Having been inspired by some of Hitchens’ works and his dry wit to discover much of his hypocrisy and slow decline into incoherent alcoholism I found particularly sad. Another prominent New Atheist, Richard Dawkins, is, I would argue, an excellent biologist but a poor philosopher and a terrible anthropologist. In the heady world of academia removed from the everyday experiences of human beings it is very easy to play intellectual football with ideas and poor scorn on those with which you disagree. It is quite something else when you put yourself forward as an ambassador for biology and atheism and then proceed to act like a total jackass!
I call Dawkins a poor philosopher because he often falls on crude socio-biological explanations of human behaviour. This matters; how human beings are viewed percolates through to political discourse and affects the nature of society. Self-aggrandising, rude comments about people’s religious beliefs can serve to act as a sounding board for existing prejudices and scapegoating.

On a purely pragmatic level viewing human beings as hard-wired shaven apes using overly reductionist sciences such as evolutionary psychology to explain our behaviour provides an inaccurate and incomplete picture of our nature, public policy derived from which is likely to create greater harm than good. 
You can, after all, no more describe a human being as ‘simply an ape’ than you can describe a Monet as some dried paint.

Dawkins' poor anthropological skills relate partly to the points above and also to his lack of understanding as to what religion actually is and what purpose it serves in human experience. It is one thing to argue that deities do not exist and quite another to be able to engage with the religious and open up a discussion about what future dreams we would like to weave for human societies that might indeed be preferable to the current mythologies that constitute much of their functioning apparatus.

I use the term 'dream' as the best definition as to what religion actually is I have come across is by the 20th Century anthropologist E. E. Evans-Pritchard:

“A system of symbols which acts to establish powerful, persuasive and long-lasting moods and motivations in men [ed. and women] by formulating conceptions of a general order of existence and clothing these conceptions with such an aura of factuality that the moods and motivations seem uniquely realistic.”



The points I make above are of course allegations and my own opinions, but there are wider issues at stake than the conduct of such individuals: I regard atheism [in the sense of a lack of belief in supernatural entities of any description and the conviction, based on evidence, that such entities are the products of human culture] to be of profound philosophical and moral importance. For clear discussion about such ideas a move needs to be made away from vitriolic shouting matches and the cult of personality to veins of enquiry much more of the vein of thinkers such as Raymond Tallis who wittily and humanely analyses arguments with the goal of seeking out truth.

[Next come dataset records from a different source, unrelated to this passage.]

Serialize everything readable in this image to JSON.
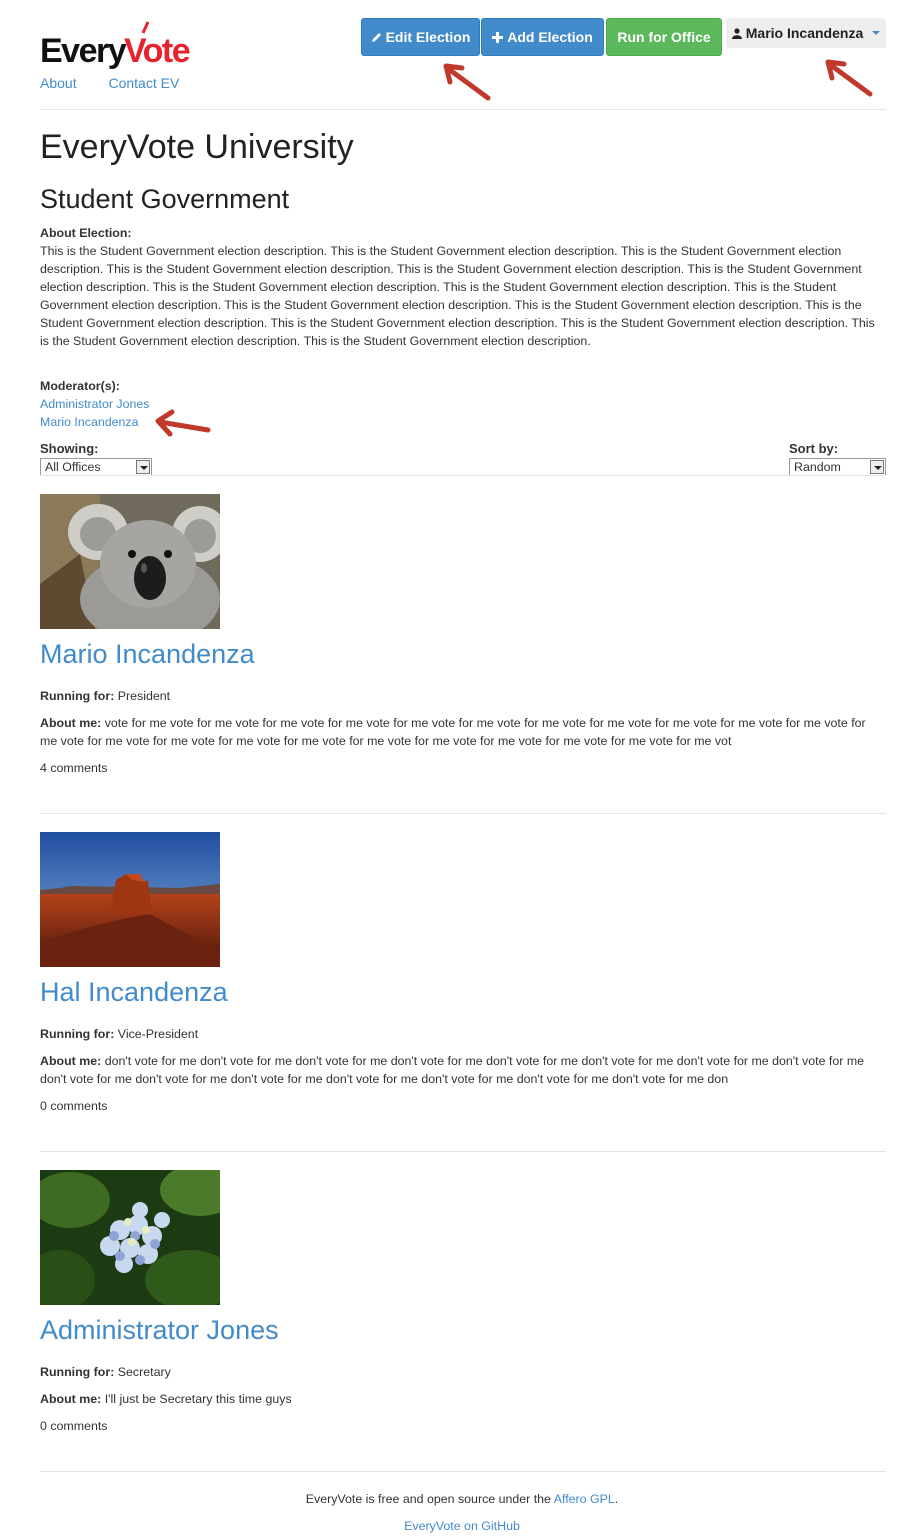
{
  "brand": {
    "logo_text_part1": "Every",
    "logo_text_part2": "Vote"
  },
  "nav": {
    "about": "About",
    "contact": "Contact EV"
  },
  "actions": {
    "edit_election": "Edit Election",
    "add_election": "Add Election",
    "run_for_office": "Run for Office",
    "user_name": "Mario Incandenza"
  },
  "page": {
    "university": "EveryVote University",
    "election": "Student Government",
    "about_label": "About Election:",
    "about_text": "This is the Student Government election description. This is the Student Government election description. This is the Student Government election description. This is the Student Government election description. This is the Student Government election description. This is the Student Government election description. This is the Student Government election description. This is the Student Government election description. This is the Student Government election description. This is the Student Government election description. This is the Student Government election description. This is the Student Government election description. This is the Student Government election description. This is the Student Government election description. This is the Student Government election description. This is the Student Government election description.",
    "moderators_label": "Moderator(s):",
    "moderators": [
      "Administrator Jones",
      "Mario Incandenza"
    ]
  },
  "filters": {
    "showing_label": "Showing:",
    "showing_value": "All Offices",
    "sort_label": "Sort by:",
    "sort_value": "Random"
  },
  "candidates": [
    {
      "name": "Mario Incandenza",
      "running_label": "Running for:",
      "office": "President",
      "about_label": "About me:",
      "about": "vote for me vote for me vote for me vote for me vote for me vote for me vote for me vote for me vote for me vote for me vote for me vote for me vote for me vote for me vote for me vote for me vote for me vote for me vote for me vote for me vote for me vote for me vot",
      "comments": "4 comments",
      "image": "koala"
    },
    {
      "name": "Hal Incandenza",
      "running_label": "Running for:",
      "office": "Vice-President",
      "about_label": "About me:",
      "about": "don't vote for me don't vote for me don't vote for me don't vote for me don't vote for me don't vote for me don't vote for me don't vote for me don't vote for me don't vote for me don't vote for me don't vote for me don't vote for me don't vote for me don't vote for me don",
      "comments": "0 comments",
      "image": "desert"
    },
    {
      "name": "Administrator Jones",
      "running_label": "Running for:",
      "office": "Secretary",
      "about_label": "About me:",
      "about": "I'll just be Secretary this time guys",
      "comments": "0 comments",
      "image": "hydrangea"
    }
  ],
  "footer": {
    "text": "EveryVote is free and open source under the",
    "license_link": "Affero GPL",
    "period": ".",
    "github_link": "EveryVote on GitHub"
  },
  "colors": {
    "link": "#428bca",
    "primary": "#428bca",
    "success": "#5cb85c",
    "brand_red": "#e8222d",
    "annotation_arrow": "#c0392b"
  },
  "icons": {
    "edit": "pencil-icon",
    "add": "plus-icon",
    "user": "user-icon",
    "dropdown": "caret-down-icon"
  }
}
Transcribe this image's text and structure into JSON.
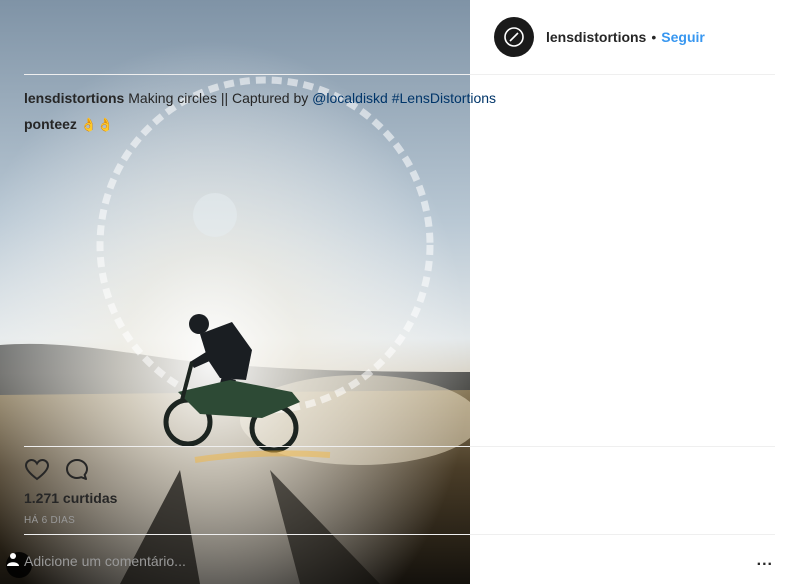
{
  "post": {
    "username": "lensdistortions",
    "separator": "•",
    "follow_label": "Seguir",
    "caption": {
      "username": "lensdistortions",
      "text": "Making circles || Captured by",
      "mention": "@localdiskd",
      "hashtag": "#LensDistortions"
    },
    "comments": [
      {
        "username": "ponteez",
        "text": "👌👌"
      }
    ],
    "likes_text": "1.271 curtidas",
    "time_text": "HÁ 6 DIAS",
    "comment_placeholder": "Adicione um comentário...",
    "more_label": "..."
  },
  "icons": {
    "like": "heart-outline-icon",
    "comment": "speech-bubble-icon",
    "user_tag": "person-icon",
    "avatar": "lens-logo-icon"
  },
  "colors": {
    "link": "#003569",
    "follow": "#3897f0",
    "muted": "#999999",
    "text": "#262626"
  }
}
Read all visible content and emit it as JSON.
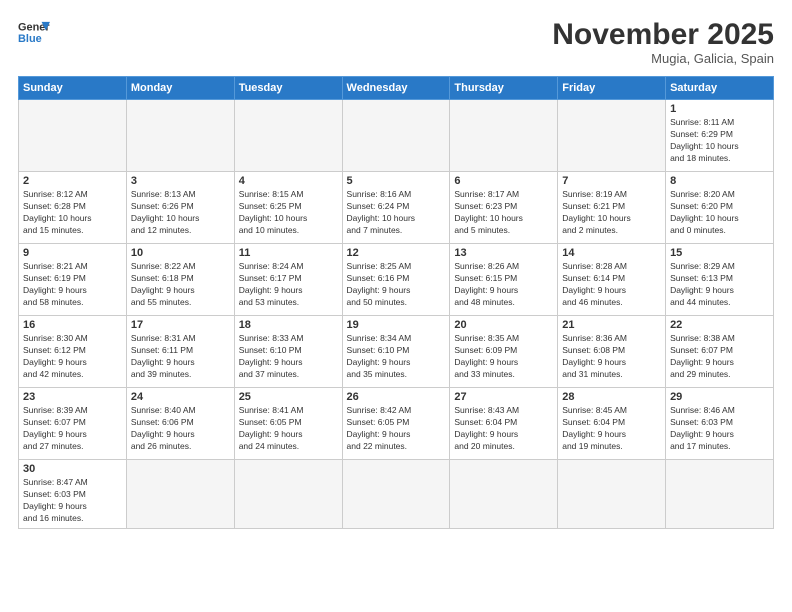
{
  "logo": {
    "line1": "General",
    "line2": "Blue"
  },
  "title": "November 2025",
  "subtitle": "Mugia, Galicia, Spain",
  "headers": [
    "Sunday",
    "Monday",
    "Tuesday",
    "Wednesday",
    "Thursday",
    "Friday",
    "Saturday"
  ],
  "weeks": [
    [
      {
        "day": "",
        "info": ""
      },
      {
        "day": "",
        "info": ""
      },
      {
        "day": "",
        "info": ""
      },
      {
        "day": "",
        "info": ""
      },
      {
        "day": "",
        "info": ""
      },
      {
        "day": "",
        "info": ""
      },
      {
        "day": "1",
        "info": "Sunrise: 8:11 AM\nSunset: 6:29 PM\nDaylight: 10 hours\nand 18 minutes."
      }
    ],
    [
      {
        "day": "2",
        "info": "Sunrise: 8:12 AM\nSunset: 6:28 PM\nDaylight: 10 hours\nand 15 minutes."
      },
      {
        "day": "3",
        "info": "Sunrise: 8:13 AM\nSunset: 6:26 PM\nDaylight: 10 hours\nand 12 minutes."
      },
      {
        "day": "4",
        "info": "Sunrise: 8:15 AM\nSunset: 6:25 PM\nDaylight: 10 hours\nand 10 minutes."
      },
      {
        "day": "5",
        "info": "Sunrise: 8:16 AM\nSunset: 6:24 PM\nDaylight: 10 hours\nand 7 minutes."
      },
      {
        "day": "6",
        "info": "Sunrise: 8:17 AM\nSunset: 6:23 PM\nDaylight: 10 hours\nand 5 minutes."
      },
      {
        "day": "7",
        "info": "Sunrise: 8:19 AM\nSunset: 6:21 PM\nDaylight: 10 hours\nand 2 minutes."
      },
      {
        "day": "8",
        "info": "Sunrise: 8:20 AM\nSunset: 6:20 PM\nDaylight: 10 hours\nand 0 minutes."
      }
    ],
    [
      {
        "day": "9",
        "info": "Sunrise: 8:21 AM\nSunset: 6:19 PM\nDaylight: 9 hours\nand 58 minutes."
      },
      {
        "day": "10",
        "info": "Sunrise: 8:22 AM\nSunset: 6:18 PM\nDaylight: 9 hours\nand 55 minutes."
      },
      {
        "day": "11",
        "info": "Sunrise: 8:24 AM\nSunset: 6:17 PM\nDaylight: 9 hours\nand 53 minutes."
      },
      {
        "day": "12",
        "info": "Sunrise: 8:25 AM\nSunset: 6:16 PM\nDaylight: 9 hours\nand 50 minutes."
      },
      {
        "day": "13",
        "info": "Sunrise: 8:26 AM\nSunset: 6:15 PM\nDaylight: 9 hours\nand 48 minutes."
      },
      {
        "day": "14",
        "info": "Sunrise: 8:28 AM\nSunset: 6:14 PM\nDaylight: 9 hours\nand 46 minutes."
      },
      {
        "day": "15",
        "info": "Sunrise: 8:29 AM\nSunset: 6:13 PM\nDaylight: 9 hours\nand 44 minutes."
      }
    ],
    [
      {
        "day": "16",
        "info": "Sunrise: 8:30 AM\nSunset: 6:12 PM\nDaylight: 9 hours\nand 42 minutes."
      },
      {
        "day": "17",
        "info": "Sunrise: 8:31 AM\nSunset: 6:11 PM\nDaylight: 9 hours\nand 39 minutes."
      },
      {
        "day": "18",
        "info": "Sunrise: 8:33 AM\nSunset: 6:10 PM\nDaylight: 9 hours\nand 37 minutes."
      },
      {
        "day": "19",
        "info": "Sunrise: 8:34 AM\nSunset: 6:10 PM\nDaylight: 9 hours\nand 35 minutes."
      },
      {
        "day": "20",
        "info": "Sunrise: 8:35 AM\nSunset: 6:09 PM\nDaylight: 9 hours\nand 33 minutes."
      },
      {
        "day": "21",
        "info": "Sunrise: 8:36 AM\nSunset: 6:08 PM\nDaylight: 9 hours\nand 31 minutes."
      },
      {
        "day": "22",
        "info": "Sunrise: 8:38 AM\nSunset: 6:07 PM\nDaylight: 9 hours\nand 29 minutes."
      }
    ],
    [
      {
        "day": "23",
        "info": "Sunrise: 8:39 AM\nSunset: 6:07 PM\nDaylight: 9 hours\nand 27 minutes."
      },
      {
        "day": "24",
        "info": "Sunrise: 8:40 AM\nSunset: 6:06 PM\nDaylight: 9 hours\nand 26 minutes."
      },
      {
        "day": "25",
        "info": "Sunrise: 8:41 AM\nSunset: 6:05 PM\nDaylight: 9 hours\nand 24 minutes."
      },
      {
        "day": "26",
        "info": "Sunrise: 8:42 AM\nSunset: 6:05 PM\nDaylight: 9 hours\nand 22 minutes."
      },
      {
        "day": "27",
        "info": "Sunrise: 8:43 AM\nSunset: 6:04 PM\nDaylight: 9 hours\nand 20 minutes."
      },
      {
        "day": "28",
        "info": "Sunrise: 8:45 AM\nSunset: 6:04 PM\nDaylight: 9 hours\nand 19 minutes."
      },
      {
        "day": "29",
        "info": "Sunrise: 8:46 AM\nSunset: 6:03 PM\nDaylight: 9 hours\nand 17 minutes."
      }
    ],
    [
      {
        "day": "30",
        "info": "Sunrise: 8:47 AM\nSunset: 6:03 PM\nDaylight: 9 hours\nand 16 minutes."
      },
      {
        "day": "",
        "info": ""
      },
      {
        "day": "",
        "info": ""
      },
      {
        "day": "",
        "info": ""
      },
      {
        "day": "",
        "info": ""
      },
      {
        "day": "",
        "info": ""
      },
      {
        "day": "",
        "info": ""
      }
    ]
  ]
}
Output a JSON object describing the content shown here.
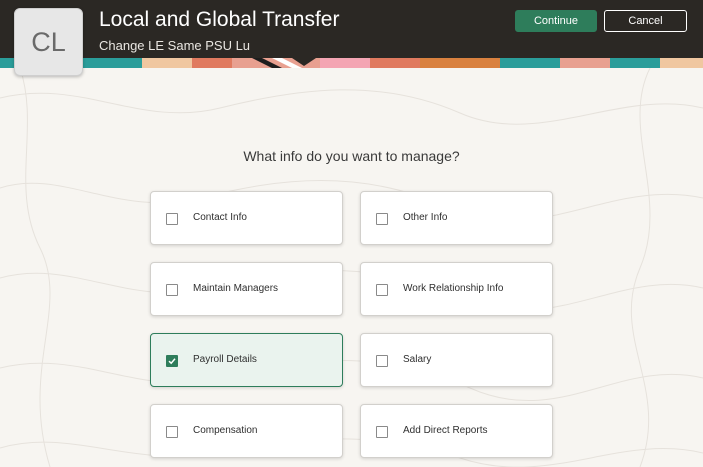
{
  "header": {
    "avatar_initials": "CL",
    "title": "Local and Global Transfer",
    "subtitle": "Change LE Same PSU Lu",
    "continue_label": "Continue",
    "cancel_label": "Cancel"
  },
  "main": {
    "question": "What info do you want to manage?",
    "options": [
      {
        "label": "Contact Info",
        "checked": false
      },
      {
        "label": "Other Info",
        "checked": false
      },
      {
        "label": "Maintain Managers",
        "checked": false
      },
      {
        "label": "Work Relationship Info",
        "checked": false
      },
      {
        "label": "Payroll Details",
        "checked": true
      },
      {
        "label": "Salary",
        "checked": false
      },
      {
        "label": "Compensation",
        "checked": false
      },
      {
        "label": "Add Direct Reports",
        "checked": false
      }
    ]
  },
  "colors": {
    "header_bg": "#2b2824",
    "accent": "#2e7d5b",
    "selected_bg": "#eaf3ee"
  }
}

If we do truly live in an atheist universe and religion in its many incarnations is a product of human cultural life (which fulfills genuine needs but much of which is potentially harmful to the individuals involved and surrounding society) it is quite reasonable that a debate be launched, or rather developed, about such issues and the promotion, potentially, of secular atheism. 
Currently there is nothing revolutionary about the ‘New’ Atheists and they offer no dreams with which we can work, we all deserve much better.